Paraná

FEMINISMO POPULAR

Marília Mendonça: as lições de sua popularidade

As mulheres sofrem e querem agrupar-se solidariamente para reagir a seus sofrimentos

Curitiba (PR) |
Marília Mendonça acumulou prêmios, bateu recordes de vendas e colocou a figura feminina no centro de um universo antes dominado por homens - Randes Filho / Divulgação

A morte prematura da cantora e compositora Marília Mendonça mexeu com a vida nacional desde o trágico acidente que a vitimou.

Era para tanto? Mostrou-se que sim.

É claro que a grande imprensa logo correu para criar o clima de comoção geral visando colocar todos e todas sobre o grande guarda-chuva da lamentação e da dor comum, buscando extrair daí uma falsa unidade de sentimentos sobre a vida de forma a que pareçam serem os mesmos para todos, tanto para os mais oprimidos quanto para os opressores.

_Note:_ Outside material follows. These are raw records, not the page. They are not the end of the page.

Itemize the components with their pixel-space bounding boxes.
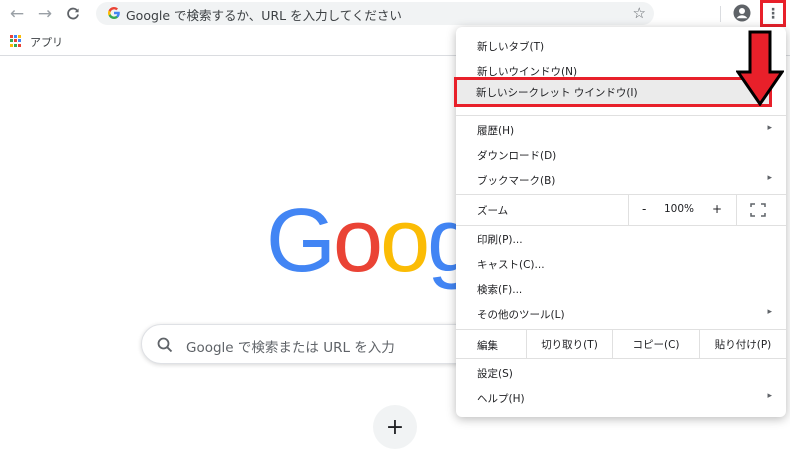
edit-label: 編集 [477,340,498,352]
paste-button[interactable]: 貼り付け(P) [699,330,786,358]
down-arrow-annotation-icon [736,30,784,106]
back-button[interactable]: ← [6,3,28,25]
menu-item-label: その他のツール(L) [477,309,565,321]
reload-icon [67,7,79,20]
omnibox[interactable]: Google で検索するか、URL を入力してください ☆ [96,2,654,25]
search-box[interactable]: Google で検索または URL を入力 [141,324,481,364]
menu-item-bookmarks[interactable]: ブックマーク(B) ▸ [456,168,786,192]
forward-button[interactable]: → [34,3,56,25]
forward-arrow-icon: → [37,4,53,24]
add-shortcut-button[interactable]: + [373,405,417,449]
menu-item-label: ヘルプ(H) [477,393,525,405]
menu-item-cast[interactable]: キャスト(C)... [456,252,786,276]
kebab-menu-button[interactable]: ⋮ [760,0,786,27]
profile-icon[interactable] [733,4,751,22]
menu-item-history[interactable]: 履歴(H) ▸ [456,118,786,142]
chevron-right-icon: ▸ [767,123,772,133]
menu-item-help[interactable]: ヘルプ(H) ▸ [456,386,786,410]
zoom-divider [736,195,737,225]
copy-button[interactable]: コピー(C) [612,330,699,358]
menu-divider [456,225,786,226]
cut-label: 切り取り(T) [541,338,598,351]
google-g-icon [107,7,120,20]
menu-item-label: 検索(F)... [477,284,523,296]
menu-item-label: 履歴(H) [477,125,515,137]
menu-item-label: 新しいシークレット ウインドウ(I) [476,87,638,99]
zoom-level: 100% [664,203,695,215]
search-placeholder: Google で検索または URL を入力 [186,340,395,356]
logo-letter: o [333,191,383,291]
edit-row: 編集 切り取り(T) コピー(C) 貼り付け(P) [456,330,786,358]
menu-item-label: 設定(S) [477,368,513,380]
apps-grid-icon[interactable] [10,35,22,47]
search-icon [157,337,173,353]
browser-toolbar: ← → Google で検索するか、URL を入力してください ☆ ⋮ [0,0,790,28]
menu-item-find[interactable]: 検索(F)... [456,277,786,301]
plus-icon: + [385,414,405,440]
paste-label: 貼り付け(P) [714,338,772,351]
zoom-label: ズーム [477,205,509,217]
menu-item-label: ブックマーク(B) [477,175,556,187]
toolbar-divider [720,6,721,22]
menu-item-label: キャスト(C)... [477,259,545,271]
chevron-right-icon: ▸ [767,307,772,317]
back-arrow-icon: ← [9,4,25,24]
zoom-row: ズーム - 100% + [456,195,786,225]
omnibox-placeholder: Google で検索するか、URL を入力してください [126,8,402,23]
menu-item-downloads[interactable]: ダウンロード(D) [456,143,786,167]
menu-item-label: 印刷(P)... [477,234,523,246]
zoom-in-button[interactable]: + [712,202,722,216]
logo-letter: o [380,191,430,291]
menu-item-new-incognito-window[interactable]: 新しいシークレット ウインドウ(I) [454,77,772,107]
chevron-right-icon: ▸ [767,173,772,183]
star-icon[interactable]: ☆ [633,4,646,22]
copy-label: コピー(C) [632,338,680,351]
menu-item-label: 新しいタブ(T) [477,41,545,53]
cut-button[interactable]: 切り取り(T) [526,330,612,358]
menu-divider [456,358,786,359]
menu-item-more-tools[interactable]: その他のツール(L) ▸ [456,302,786,326]
menu-item-label: ダウンロード(D) [477,150,557,162]
menu-divider [456,115,786,116]
fullscreen-icon[interactable] [750,203,766,217]
logo-letter: G [266,191,336,291]
zoom-divider [628,195,629,225]
reload-button[interactable] [62,3,84,25]
kebab-menu-icon: ⋮ [766,5,780,22]
chevron-right-icon: ▸ [767,391,772,401]
zoom-out-button[interactable]: - [642,202,646,216]
menu-item-settings[interactable]: 設定(S) [456,361,786,385]
google-logo: G o o g [266,191,477,291]
menu-item-print[interactable]: 印刷(P)... [456,227,786,251]
apps-shortcut[interactable]: アプリ [30,34,63,50]
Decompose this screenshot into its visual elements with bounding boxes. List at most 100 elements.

Os fãs de Marília, principalmente as fãs, têm todo o direito de chorar a perda de sua heroína musical. E o fã clube inegavelmente era imenso, como ficou comprovado.

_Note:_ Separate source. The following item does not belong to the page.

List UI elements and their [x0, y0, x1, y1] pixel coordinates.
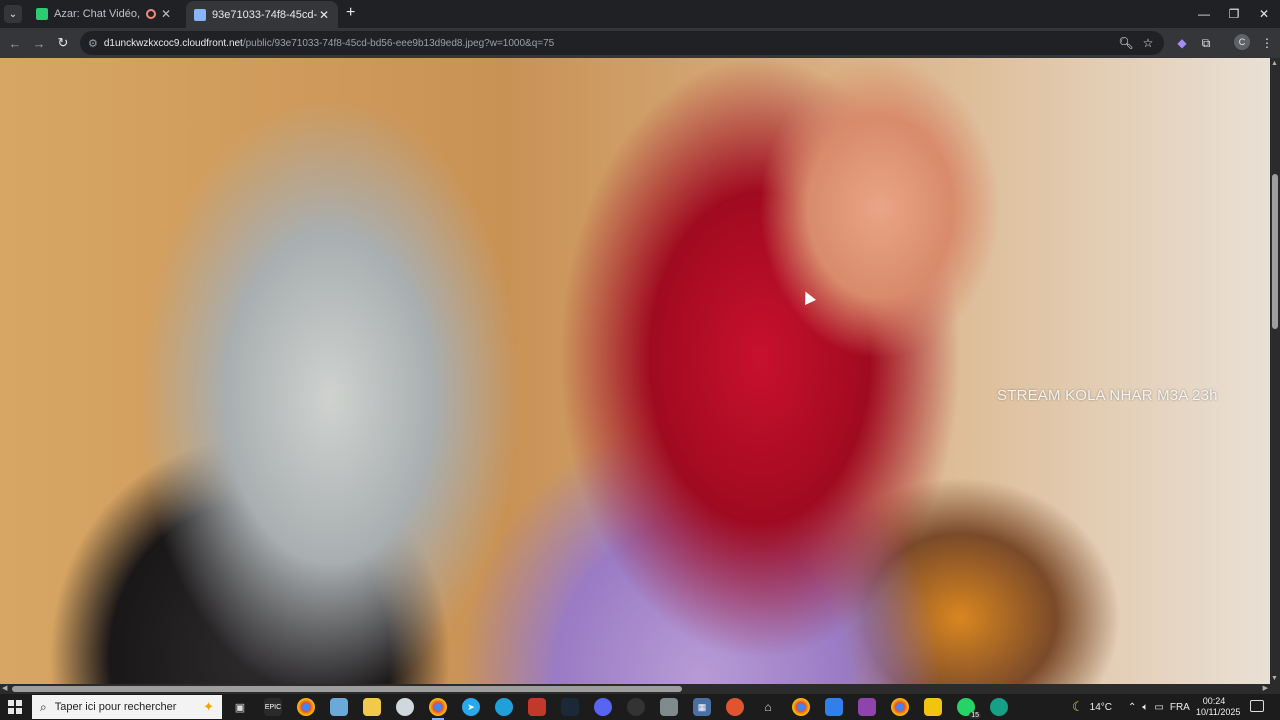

Alguns da esquerda passaram a criticar a burguesia, os capitalistas, pelas intenções mercadológicas por detrás da louvação de sua figura. Puro pensamento estéril. Os capitalistas são assim, sempre procuram transformar em mercadoria tudo o que podem. E não fazem isso no vazio, e sim se valendo das necessidades materiais e imateriais das pessoas. É a burguesia sendo a burguesia e nada mais. Senão, como explicar a figura de Che Guevara sendo comercializada sem pudor mundo afora?

No mesmo dia do velório de Marília Mendonça, milhares de mulheres polonesas se mobilizavam para chorar a morte de uma jovem polaca vítima da lei de restrições ao aborto impostas por um governo de direita. É uma coincidência que pode nos ajudar a pensar sobre o por que da imensa popularidade da jovem cantora do feminejo por estas paragens.

Sem dúvida há muita “sofrência” entre as mulheres e este sofrimento ultrapassa as fronteiras dos maus de amores, embora as relações amorosas entre as pessoas também estejam condicionadas pelas dimensões sociais determinantes.

Marília, como artista, gostemos ou não de seu estilo musical, atraiu para seus shows as queixas e dramas das mulheres comuns – a maioria delas jovens proletárias - a partir de uma ótica lírica das relações humanas. Fez isso nos meandros e enquadramentos que o sertanejo universitário podia permitir, mas fez, e com isso tornou suas apresentações referência para a aglomeração de uma legião de milhares de jovens oprimidas por um patriarcalismo capitalista explorador.

E o que traz de lição para as organizações dos trabalhadores e da juventude o fenômeno de público e de empatia de Marília Mendonça?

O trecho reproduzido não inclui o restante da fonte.